奈良県の吉野地方の民話を集めた一冊。古から語り伝えられてきたものはもちろん、近現代の落語みたいなお話など、16のお話が収録されています。吉野のイラストマップが掲載されていたり、社寺の情報が載っていたり、この本を片手にその関連の土地を訪ねることもできるようになっています。
本書は、1980年代くらいから現地で聞き取りした民話を、お子さんにも読み聞かせできるような形で収録しています。この手の本はあまり読んだことがありませんでしたが、思っていた以上に楽しめました。

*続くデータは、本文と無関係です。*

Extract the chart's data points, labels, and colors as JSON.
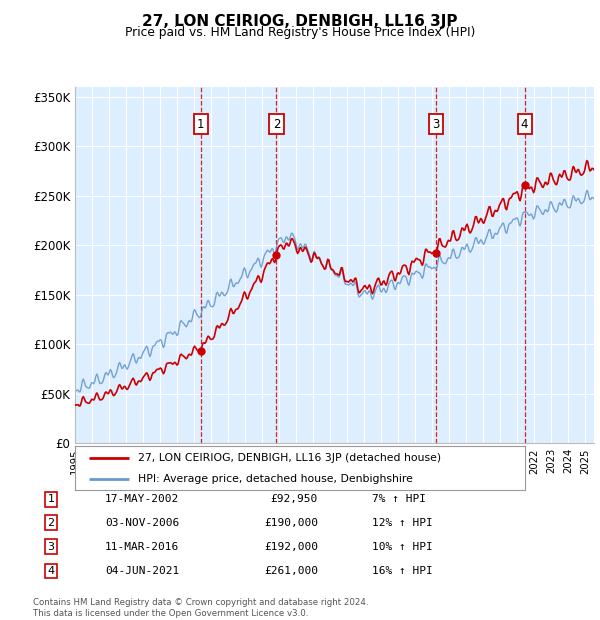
{
  "title": "27, LON CEIRIOG, DENBIGH, LL16 3JP",
  "subtitle": "Price paid vs. HM Land Registry's House Price Index (HPI)",
  "background_color": "#ffffff",
  "plot_bg_color": "#ddeeff",
  "grid_color": "#ffffff",
  "ylim": [
    0,
    360000
  ],
  "yticks": [
    0,
    50000,
    100000,
    150000,
    200000,
    250000,
    300000,
    350000
  ],
  "ytick_labels": [
    "£0",
    "£50K",
    "£100K",
    "£150K",
    "£200K",
    "£250K",
    "£300K",
    "£350K"
  ],
  "sale_dates_num": [
    2002.38,
    2006.84,
    2016.19,
    2021.42
  ],
  "sale_prices": [
    92950,
    190000,
    192000,
    261000
  ],
  "sale_labels": [
    "1",
    "2",
    "3",
    "4"
  ],
  "vline_color": "#cc0000",
  "red_line_color": "#cc0000",
  "blue_line_color": "#6699cc",
  "legend_entries": [
    "27, LON CEIRIOG, DENBIGH, LL16 3JP (detached house)",
    "HPI: Average price, detached house, Denbighshire"
  ],
  "table_rows": [
    [
      "1",
      "17-MAY-2002",
      "£92,950",
      "7% ↑ HPI"
    ],
    [
      "2",
      "03-NOV-2006",
      "£190,000",
      "12% ↑ HPI"
    ],
    [
      "3",
      "11-MAR-2016",
      "£192,000",
      "10% ↑ HPI"
    ],
    [
      "4",
      "04-JUN-2021",
      "£261,000",
      "16% ↑ HPI"
    ]
  ],
  "footnote": "Contains HM Land Registry data © Crown copyright and database right 2024.\nThis data is licensed under the Open Government Licence v3.0.",
  "xmin": 1995.0,
  "xmax": 2025.5
}
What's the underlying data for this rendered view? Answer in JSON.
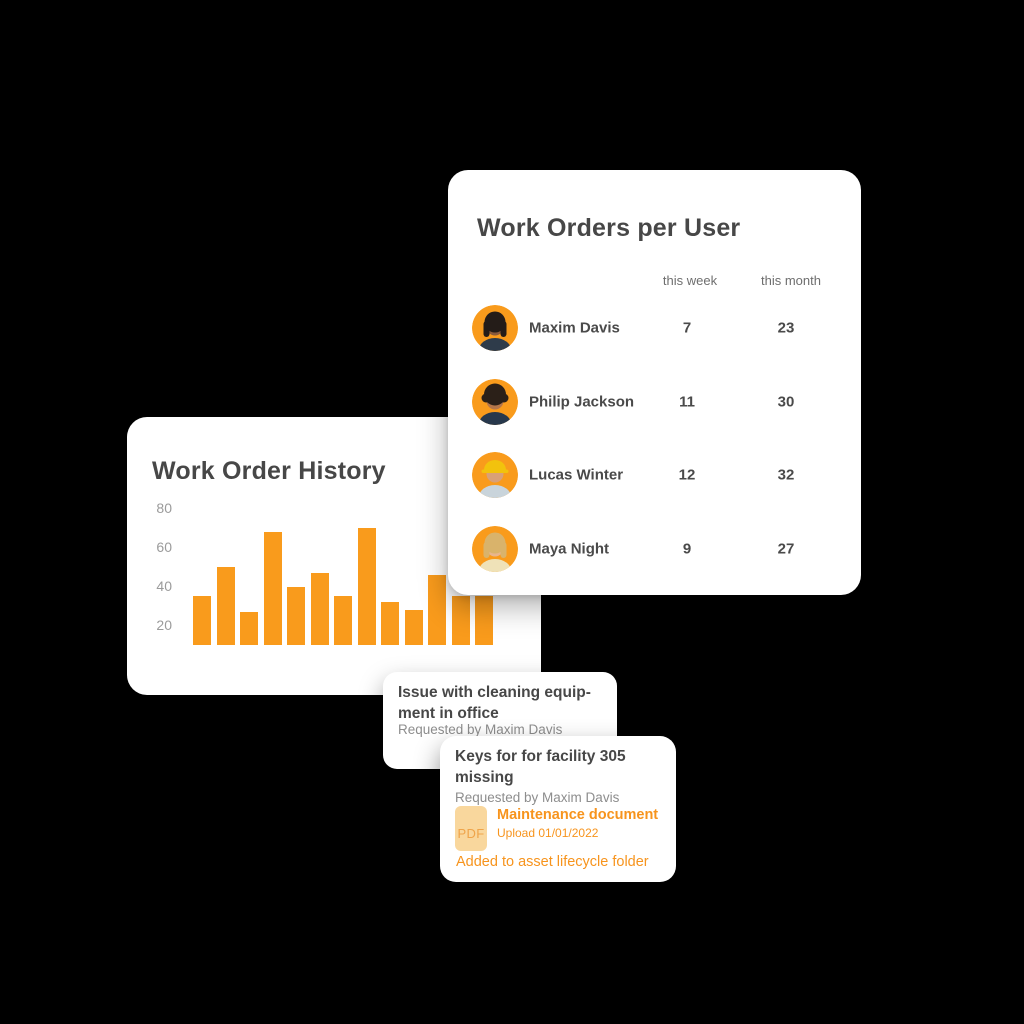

説明文:「奥深い歴史と信仰に彩られた「世界遺産」吉野地方の民話を、やさしい解説とともに紹介。吉野山のイラスト地図と名所旧跡の紹介を加え、吉野山散策のお供に、音読や子どもへの語り聞かせに楽しい民話集。」
山深い吉野のお話ですから、山中で何かに出会ったという系統のお話が多く見られたようです。山は生活に欠かせない恵みをもたらしてくれるだけに、聖なる場所として崇められたのでしょう。本書では大きな妖怪的な高坊主、河太郎(かっぱ)、伯母峰の一本足などの妖怪話が紹介されています。また、昔話的なキツネやたぬきに化かされたという系統のお話も読めます。
しかし、やはり特徴的なのは、吉野の歴史に根付いたものです。神武天皇を道案内したとされる井氷鹿(いびか)が現れた「井光の井戸」、高見山にある蘇我入鹿の首塚の話(飛鳥にもありますね)、役行者や金峯山寺の「蛙跳び」行事のもととなった姿を蛙に変えられた男の話、義経と弁慶、後醍醐天皇、さらに天誅組まで、かなり幅広く紹介されています。
壬申の乱の際、舟に隠れた天武天皇に2匹の犬が吠えたため、翁がこれを殺して窮地を救ったことから、その地区(窪垣内)では犬を飼わなくなったお話なども掲載されています。学校の隅には「犬塚」という記念碑があり、翁を祀った「御霊神社」も残されているとか。現代までそうした痕跡をたどることができるのが、さすがは吉野ですね。
吉野の民話といいつつ単なる昔話で終わらないため、大人が読んでもそれなりに楽しめます。100ページ弱のコンパクトサイズですので、興味がある方はぜひ手にとってみてください!